Fujita was the first to successfully take McDonald's out of America, the first to convert an entire people to a new way of eating, the first to show that the basic menu could be molded to local tastes and the first to take a McDonald's subsidiary public. As the McDonald's empire spread east and west from its headquarters in Oak Brook, Illinois, McDonald's Japan was the perfect proxy for its expansion.

But now that Japan has started to change its mind about McDonald's, the fellows back in Illinois are feeling a cold chill about the global business.

Last month, Fujita was forced to face another sign that the magic has gone. After years of resilience, Japanese branches of McDonald's have now become targets of domestic protests. A group of animal rights activists and other demonstrators descended on a large branch In Shibuya to denounce the way the fast food chain handles meat. The pursuit of cheaper and cheaper prices has, they say, forced McDonald's and others to cut major corners. It is a charge that fits particularly well with the spate of food scares that has dogged Japan.

McDonald's Japan has blamed a lot of its woes on issues beyond its immediate control. The worldwide BSE problem, local scandals over meat labeling and a variety of other scares have periodically dented consumer confidence in beef. But "the problem," says protestor Sachiko Azuma, "is that people don't understand the link between the economics of the business and the food scares. So the diners soon come back."

Accordingly, the analysts and economists believe there is a far more fundamental reason that McDonald's bas run into trouble, and it centers on those [yen] 59 burgers. Rather than an astute player of Japan's precipitous deflationary curve, they say, McDonald's is emerging as its first major victim.

As shares in McDonald's Japan continue their relentless decline, several key figures stand out. Foremost among these are statistics released last September showing customer numbers smashing through monthly record highs. The problem is that those customers have only walked under the golden arches because the food is so cheap. The margins, therefore, have been driven cripplingly low. High turnover and financial losses are a doom-laden combination anywhere in the world, but particularly in Japan where the cost of expansion has been so great.

Apart from the [yen] 59 burger, the rest of the menu is being offered at knock-down prices, too. As Michiharu Sato, a Tokyo history student, explains: "Lotteria, KFC, Mos Burger and the other chains have all got their cheap deals, but a Big Mac set for [yen] 450 is still the best value around. The economic climate has turned us all into bargain-hunters, and so we know where to go to fill up."

As the price war rages between the fast food outlets, McDonald's has used its size mad economy of scale to push the boundaries farther than good business sense would allow.
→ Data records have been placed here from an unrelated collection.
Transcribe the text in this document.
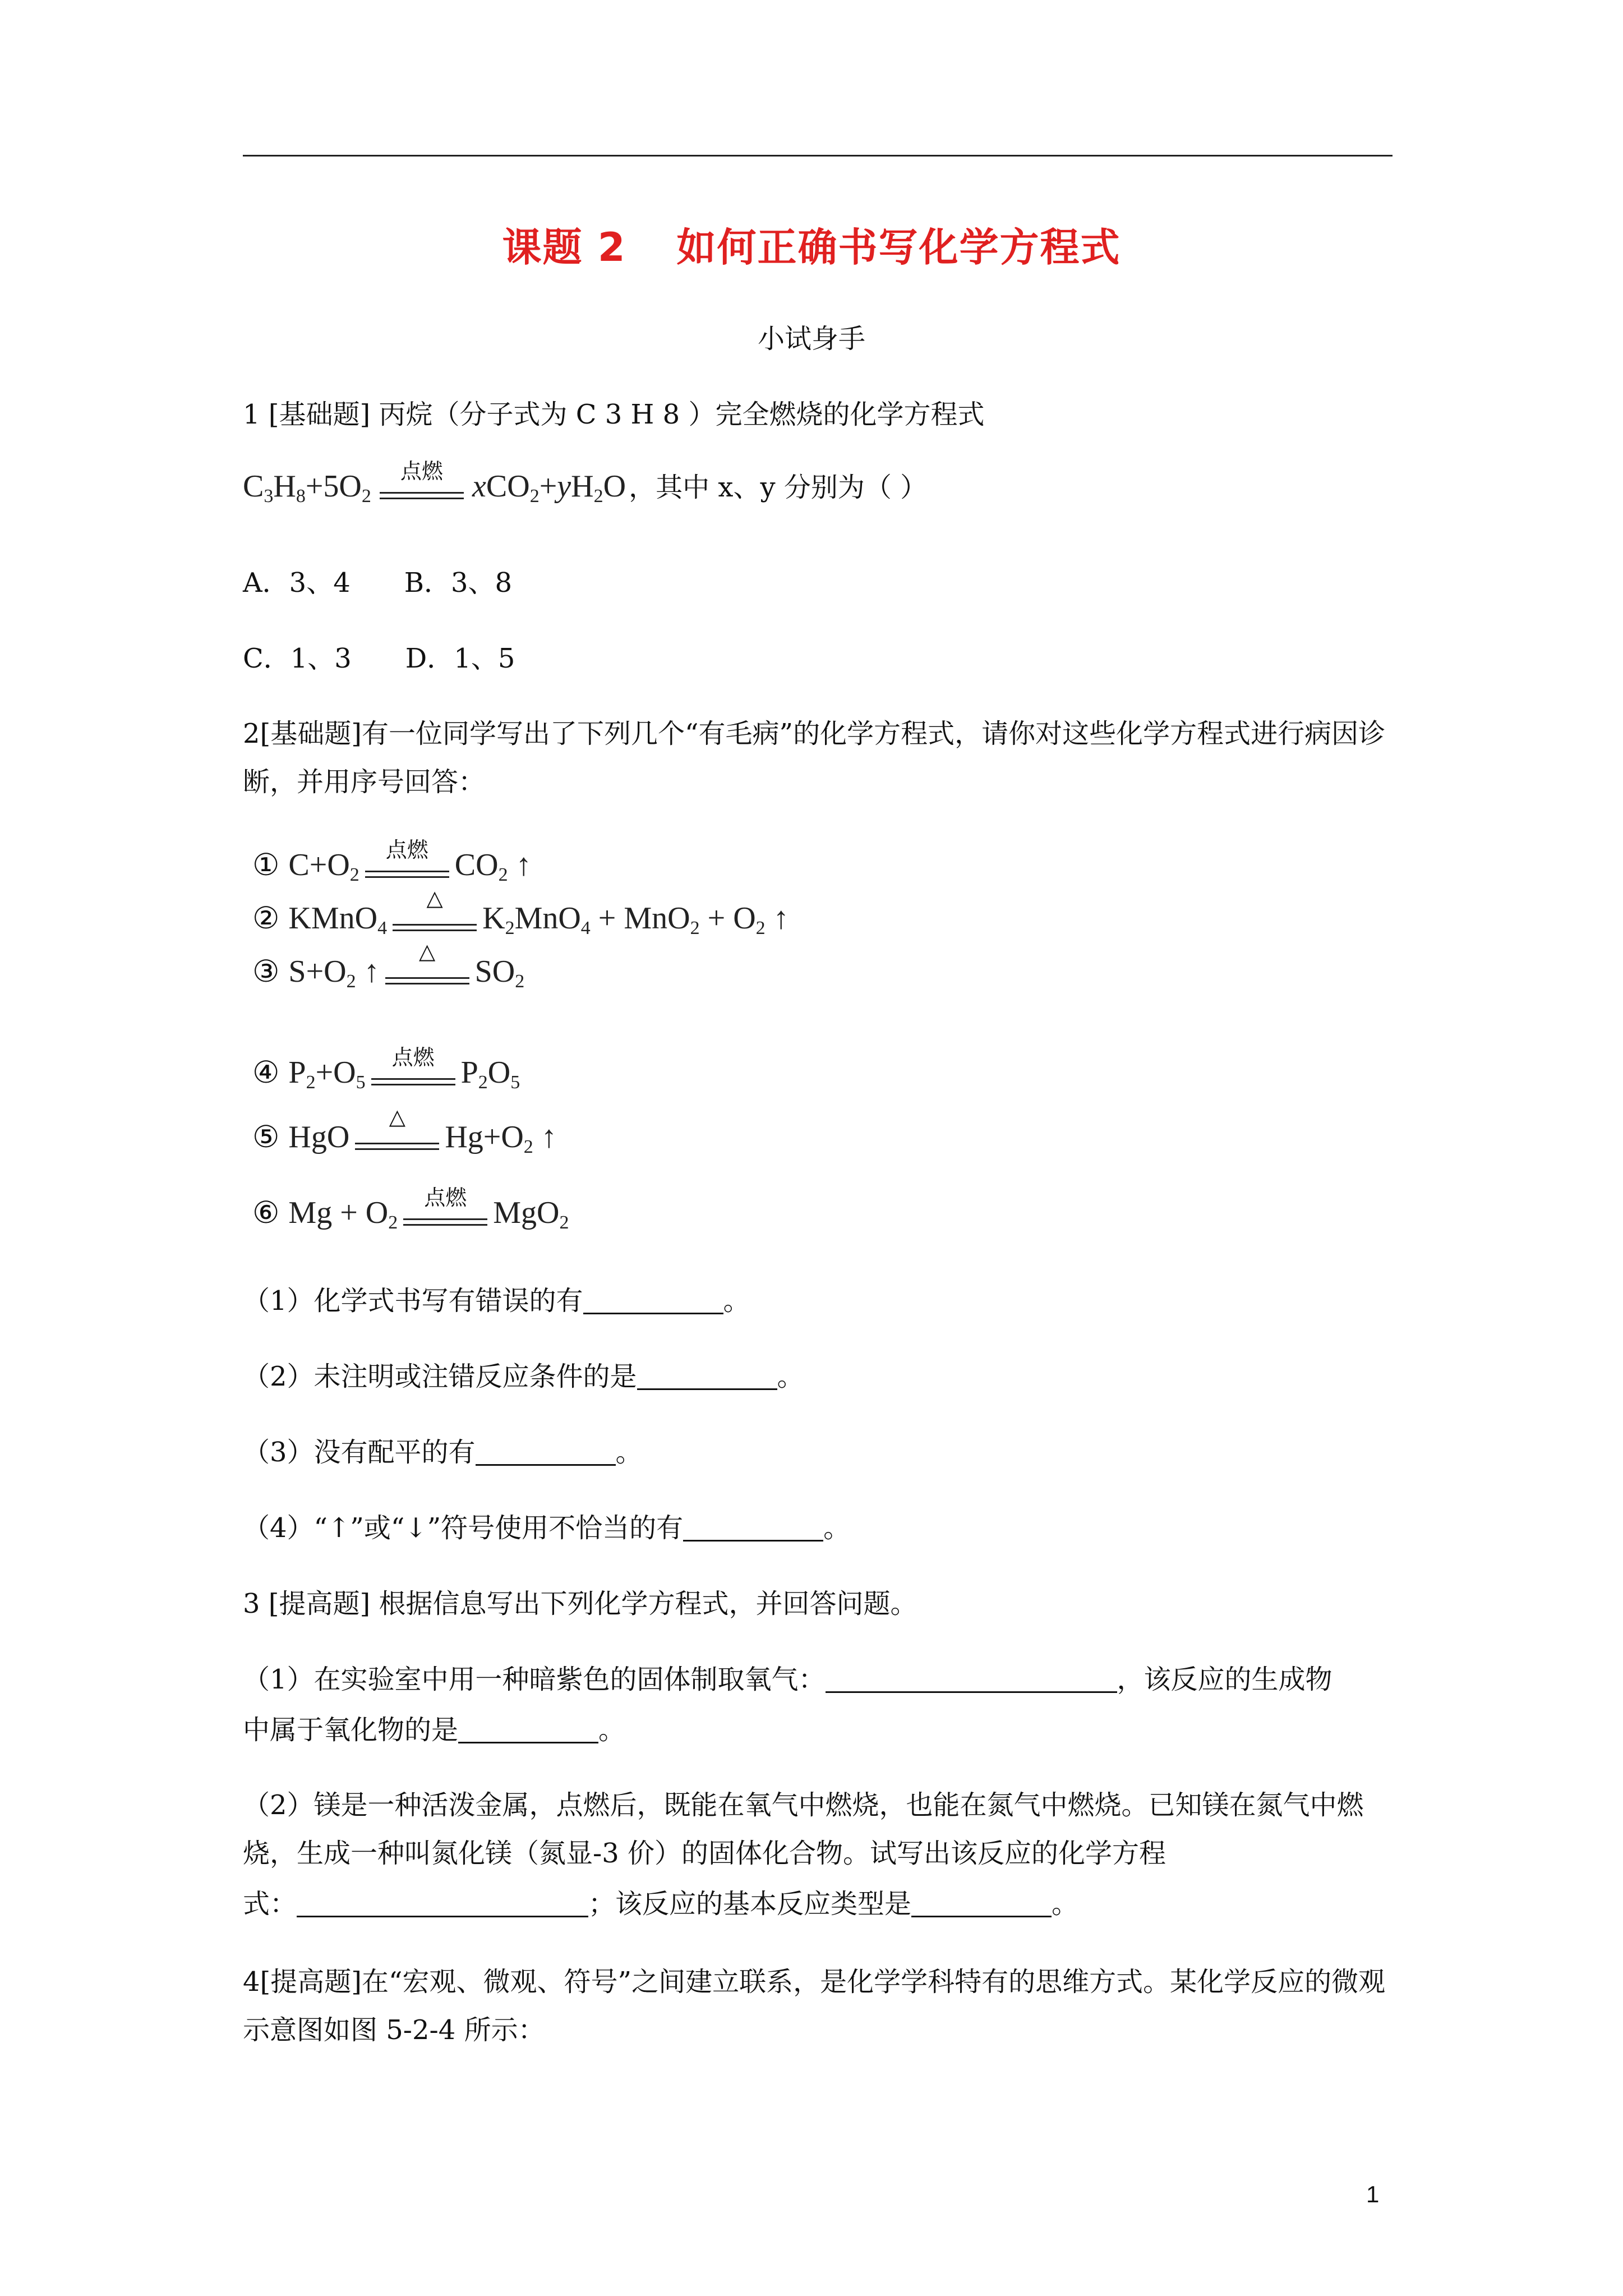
课题 2 如何正确书写化学方程式
小试身手
1 [基础题] 丙烷（分子式为 C 3 H 8 ）完全燃烧的化学方程式
$C_3H_8+5O_2$
点燃 $xCO_2+yH_2O$ ，其中 x、y 分别为（ ）
A．3、4　　B．3、8
C．1、3　　D．1、5
2[基础题]有一位同学写出了下列几个“有毛病”的化学方程式，请你对这些化学方程式进行病因诊断，并用序号回答：
① $C+O_2$
点燃 $CO_2$ ↑
② KMnO$_4$
△
$K_2MnO_4 + MnO_2 + O_2$ ↑
③ $S+O_2$ ↑
△
$SO_2$
④ $P_2+O_5$
点燃 $P_2O_5$
⑤ HgO
△
$Hg+O_2$ ↑
⑥ $Mg + O_2$
点燃 MgO$_2$
（1）化学式书写有错误的有	。
（2）未注明或注错反应条件的是	。
（3）没有配平的有	。
（4）“↑”或“↓”符号使用不恰当的有	。
3 [提高题] 根据信息写出下列化学方程式，并回答问题。
（1）在实验室中用一种暗紫色的固体制取氧气：	，该反应的生成物
中属于氧化物的是	。
（2）镁是一种活泼金属，点燃后，既能在氧气中燃烧，也能在氮气中燃烧。已知镁在氮气中燃烧，生成一种叫氮化镁（氮显-3 价）的固体化合物。试写出该反应的化学方程
式：	；该反应的基本反应类型是	。
4[提高题]在“宏观、微观、符号”之间建立联系，是化学学科特有的思维方式。某化学反应的微观示意图如图 5-2-4 所示：
1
At one stage late last year, McDonald's storefronts became a live-action portrait of Japan's deflation. Postings announcing dramatic new price-cuts were hastily plastered in place before the customers' very eyes. As one Nomura analyst observed: "We sat there wondering whether Fujita had a monkey In there making his decisions for him." When, briefly, the price of a burger rose from the [yen] 59 mark, optimists hailed the end of deflation.